Diese Struktur beobachte ich auch heute. Menschen suchen nach Spiritualität, nach religiösen Erfahrungen. Sie suchen auch nach gelungenem Leben. Freilich ist das nicht einfach. Umso wichtiger erscheinen daher Menschen, die das vorleben. Papst Franziskus in seiner demonstrativen Schlichtheit kommt dieser Suche entgegen. Er steht für etwas, das viele schon vergessen haben. Er weiß scheinbar, worauf es wirklich ankommt. Aber auch andere Vorbilder sind in den Medien zu finden. Gleichzeitig müssen diese Vorbilder allzu oft auch meine Vorstellungen davon, was richtig ist, erfüllen. Und dann wiegt es doppelt schwer, wenn irgendetwas nicht perfekt ist, wenn jemand anders reagiert, als ich erwarte, Fehler macht, scheitert oder einfach nur menschlich handelt.

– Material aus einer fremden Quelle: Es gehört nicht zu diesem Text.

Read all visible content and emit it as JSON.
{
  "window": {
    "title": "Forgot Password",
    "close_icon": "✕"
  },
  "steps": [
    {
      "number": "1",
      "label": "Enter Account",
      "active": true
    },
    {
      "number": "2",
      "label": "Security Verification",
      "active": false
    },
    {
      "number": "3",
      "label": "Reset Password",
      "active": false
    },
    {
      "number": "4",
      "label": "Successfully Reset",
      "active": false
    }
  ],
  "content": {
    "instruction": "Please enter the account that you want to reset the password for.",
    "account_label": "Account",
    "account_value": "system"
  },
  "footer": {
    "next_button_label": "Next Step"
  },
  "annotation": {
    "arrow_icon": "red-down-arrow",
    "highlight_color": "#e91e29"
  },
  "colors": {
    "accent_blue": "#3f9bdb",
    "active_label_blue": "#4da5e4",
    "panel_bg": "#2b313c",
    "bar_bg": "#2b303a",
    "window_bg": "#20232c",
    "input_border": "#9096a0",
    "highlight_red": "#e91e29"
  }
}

In der Medienwelt kann man Vorbilder austauschen, wenn sie nicht mehr passen. In der realen Welt ist das nicht mehr so leicht. Da muss ich mit Enttäuschungen zurecht kommen. Und auch bei den Heiligen, die man in der Kirche verehrt, passiert es immer wieder, dass dunkle Punkte erscheinen, mit denen ich nicht gerechnet hatte. Und dann kommen Zweifel auf: Wie kann so jemand heilig sein?
Da tut es gut, sich einige Grundsätze wieder neu ins Gedächtnis zu rufen:
1. Jeder darf, niemand muss Heilige verehren. Die Heiligenverehrung soll eine Hilfe für mein Leben und meinen Glauben sein. Das gilt, in der entsprechenden Weise, auch für lebende Idole.
2. Auch Heilige und Idole sind und bleiben Menschen, mit aller Fehlbarkeit, die dazugehört. Wir verehren sie ja gerade, weil sie sich in ihrer Menschlichkeit bewährt haben.
3. Bei aller Verehrung muss ich nie vor meinem Idol Bestand haben, sondern vor mir selbst und vor Gott. Mein Leben und meine Berufung sind mir selbst aufgegeben und ich kann meine eigenen Schwächen nicht dadurch verbessern, dass ich von anderen besonders viel Stärke verlange.
4. Die Vorbilder sollen mir helfen, meinen richtigen Weg zu finden. Tun sie das nicht, dann kann ich mir andere Vorbilder suchen, ohne deshalb den Respekt vor diesen Menschen zu verlieren. Respekt verdienen sie als Menschen aber auch deshalb, weil sie mir gestatten, bei ihnen in meinem kleinen Menschsein etwas zu lernen.